J’ai assisté, à l’invitation des représentants des travailleurs, à des échanges dans le cadre des commémorations des 70 ans de la catastrophe du Bois du Cazier, à Marcinelle, lors de laquelle 262 travailleurs sont morts.
La question de la sécurité au travail reste d’une actualité brûlante, a fortiori dans le contexte actuel de dumping et de sous-traitance qui entraînent de moins en moins de lisibilité sur le type de législations auxquelles sont soumis les travailleurs, avec les conséquences dangereuses que cela implique en termes de (non) droits et d’insécurité sur le lieu du travail.
Raison pour laquelle je me mobilise, avec les forces progressistes du Parlement européen, pour obtenir, entre autres, des législations contraignantes en matière de sous-traitance, de transition juste, ou encore de risques psychosociaux.
Pour rappel, le 8 août 1956, 275 mineurs, de 12 nationalités différentes, dont 136 Italiens et 95 Belges, descendent dans la mine, comme chaque jour.

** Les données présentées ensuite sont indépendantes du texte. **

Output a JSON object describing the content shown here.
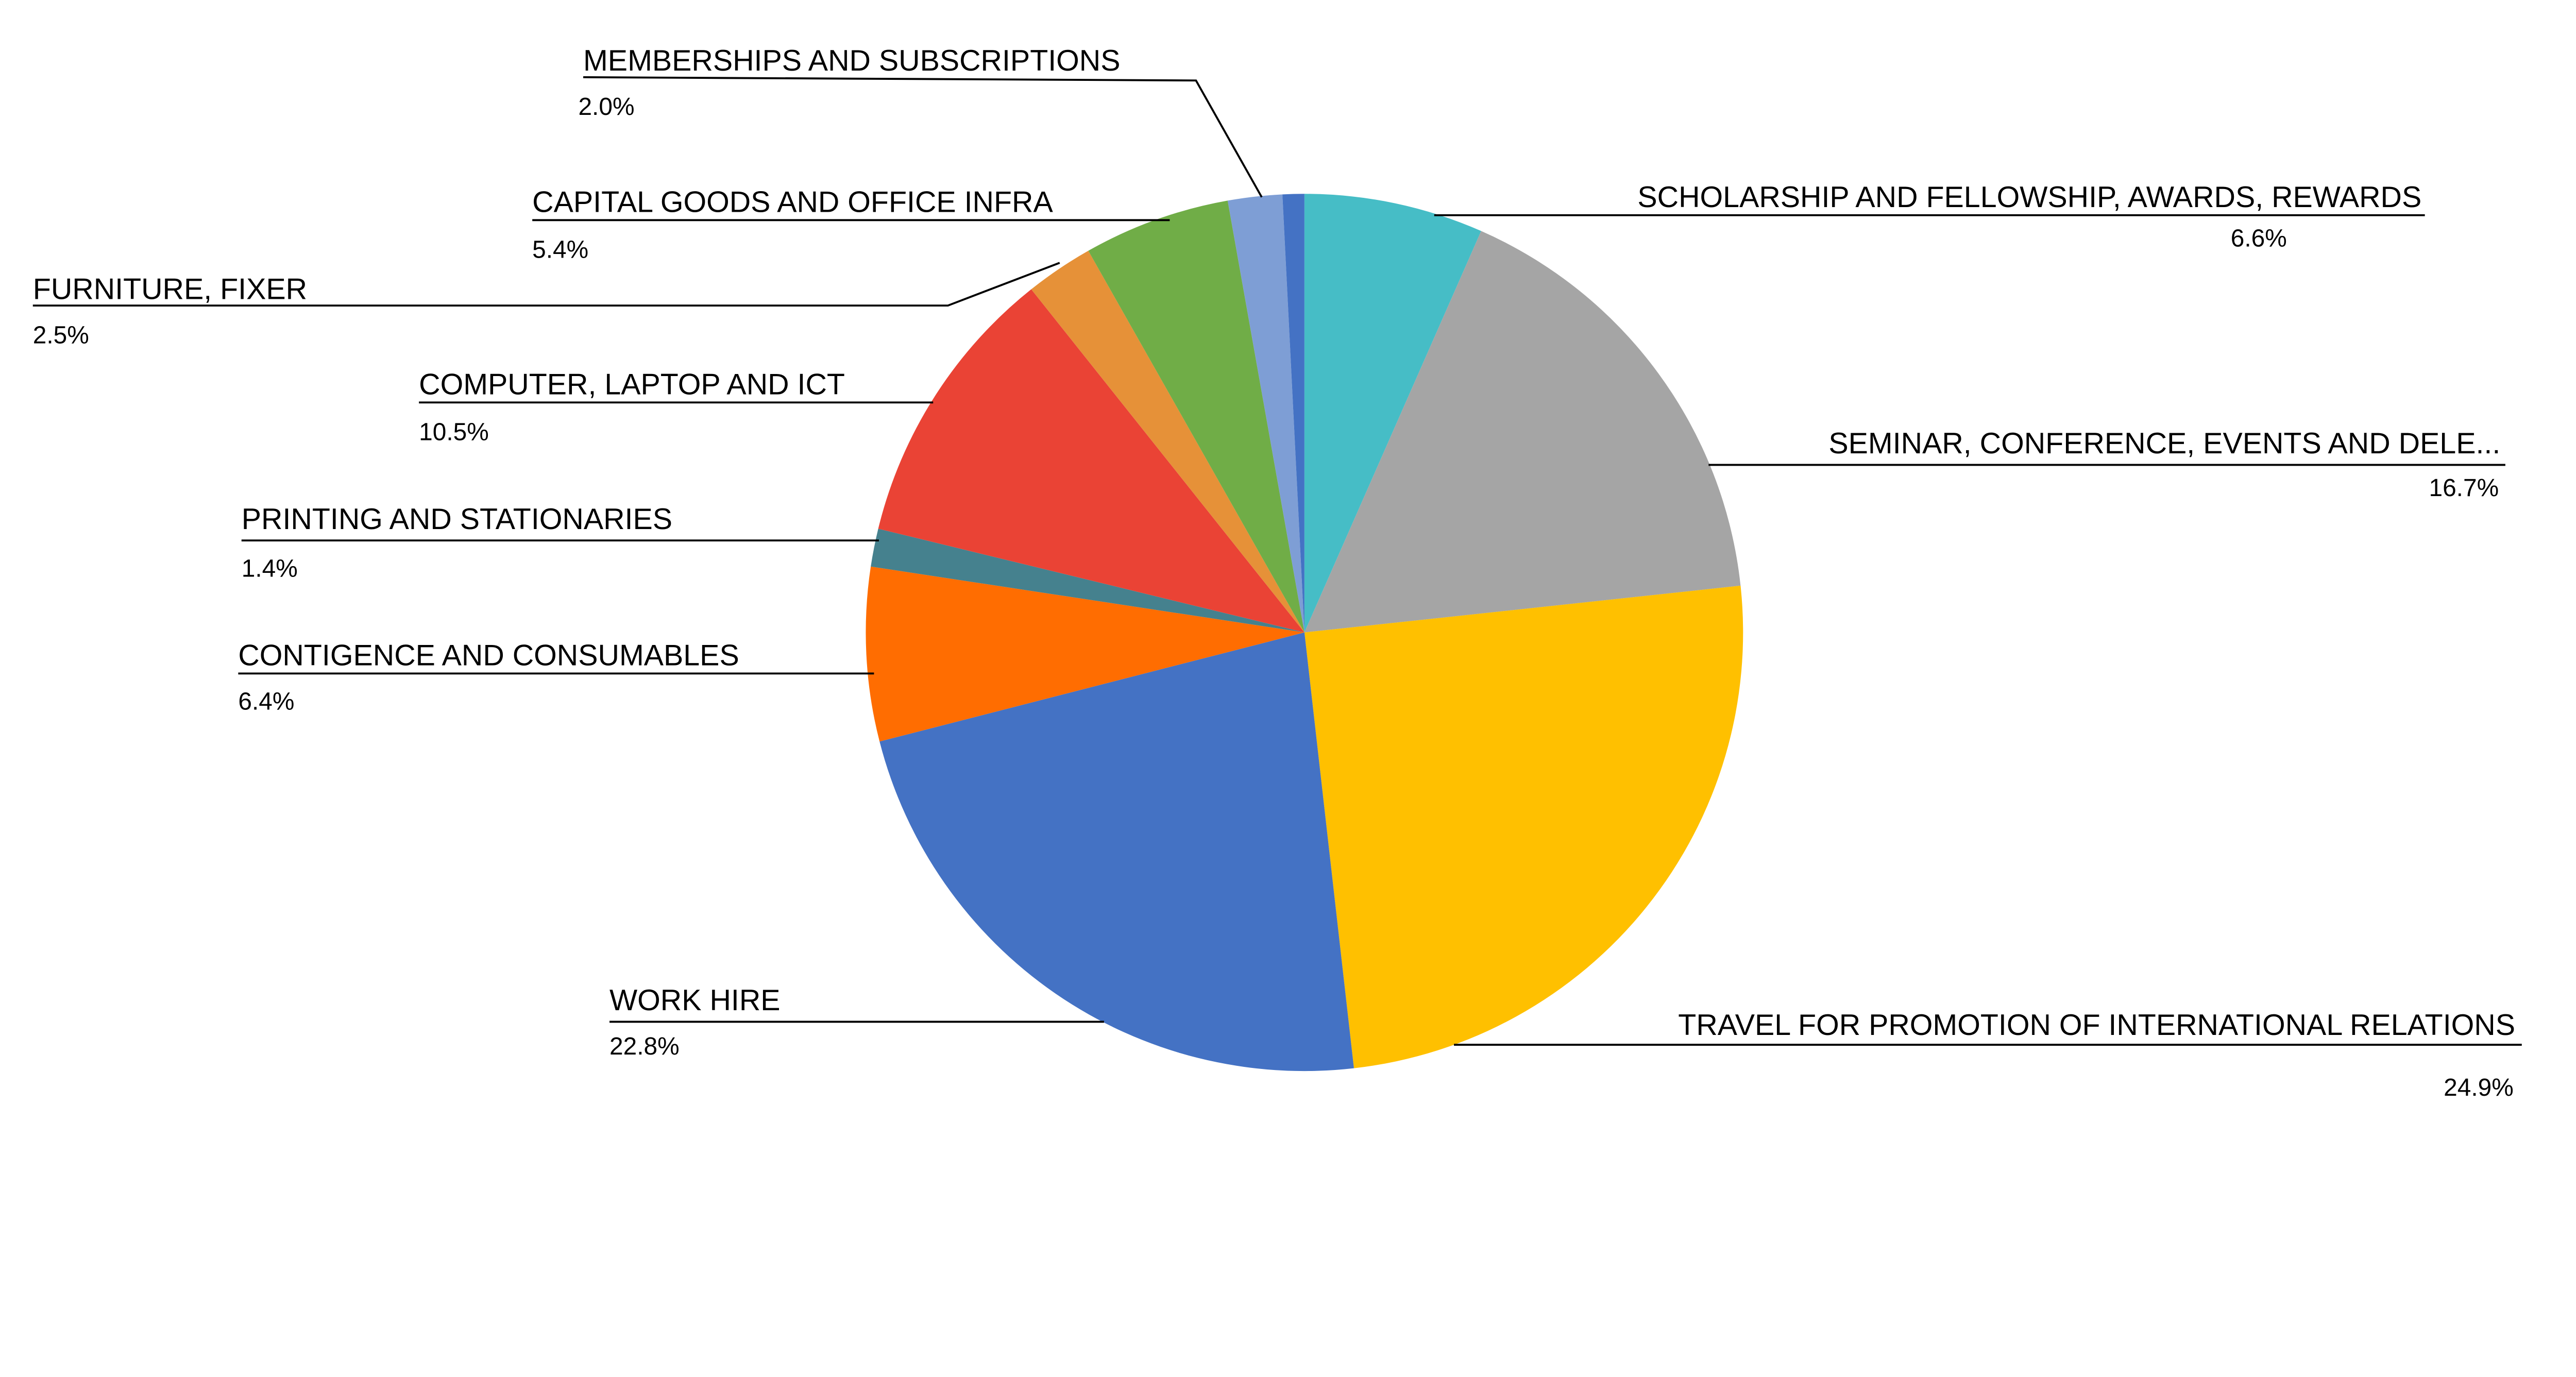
{
  "chart_data": {
    "type": "pie",
    "start_angle": "12 o'clock",
    "direction": "clockwise",
    "legend": "none (callout labels)",
    "slices": [
      {
        "label": "SCHOLARSHIP AND FELLOWSHIP, AWARDS, REWARDS",
        "value": 6.6,
        "value_label": "6.6%",
        "color": "#46BDC6"
      },
      {
        "label": "SEMINAR, CONFERENCE, EVENTS AND DELE...",
        "value": 16.7,
        "value_label": "16.7%",
        "color": "#A5A5A5"
      },
      {
        "label": "TRAVEL FOR PROMOTION OF INTERNATIONAL RELATIONS",
        "value": 24.9,
        "value_label": "24.9%",
        "color": "#FFC000"
      },
      {
        "label": "WORK HIRE",
        "value": 22.8,
        "value_label": "22.8%",
        "color": "#4472C4"
      },
      {
        "label": "CONTIGENCE AND CONSUMABLES",
        "value": 6.4,
        "value_label": "6.4%",
        "color": "#FF6D01"
      },
      {
        "label": "PRINTING AND STATIONARIES",
        "value": 1.4,
        "value_label": "1.4%",
        "color": "#45818E"
      },
      {
        "label": "COMPUTER, LAPTOP AND ICT",
        "value": 10.5,
        "value_label": "10.5%",
        "color": "#EA4335"
      },
      {
        "label": "FURNITURE, FIXER",
        "value": 2.5,
        "value_label": "2.5%",
        "color": "#E69138"
      },
      {
        "label": "CAPITAL GOODS AND OFFICE INFRA",
        "value": 5.4,
        "value_label": "5.4%",
        "color": "#70AD47"
      },
      {
        "label": "MEMBERSHIPS AND SUBSCRIPTIONS",
        "value": 2.0,
        "value_label": "2.0%",
        "color": "#7E9ED5"
      },
      {
        "label": "",
        "value": 0.8,
        "value_label": "",
        "color": "#4472C4"
      }
    ]
  }
}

A 8h10 du matin, le drame se produit. Suite à un malentendu avec la surface, un ouvrier, à moins 975 mètres, encage à un moment inopportun un chariot qui devait expulser de l’autre côté un wagonnet vide. Comble de malchance, celui-ci ne sort pas complètement, bloqué par un arrêtoir défectueux.
Ce qui était un simple incident d’encagement dégénère en véritable catastrophe.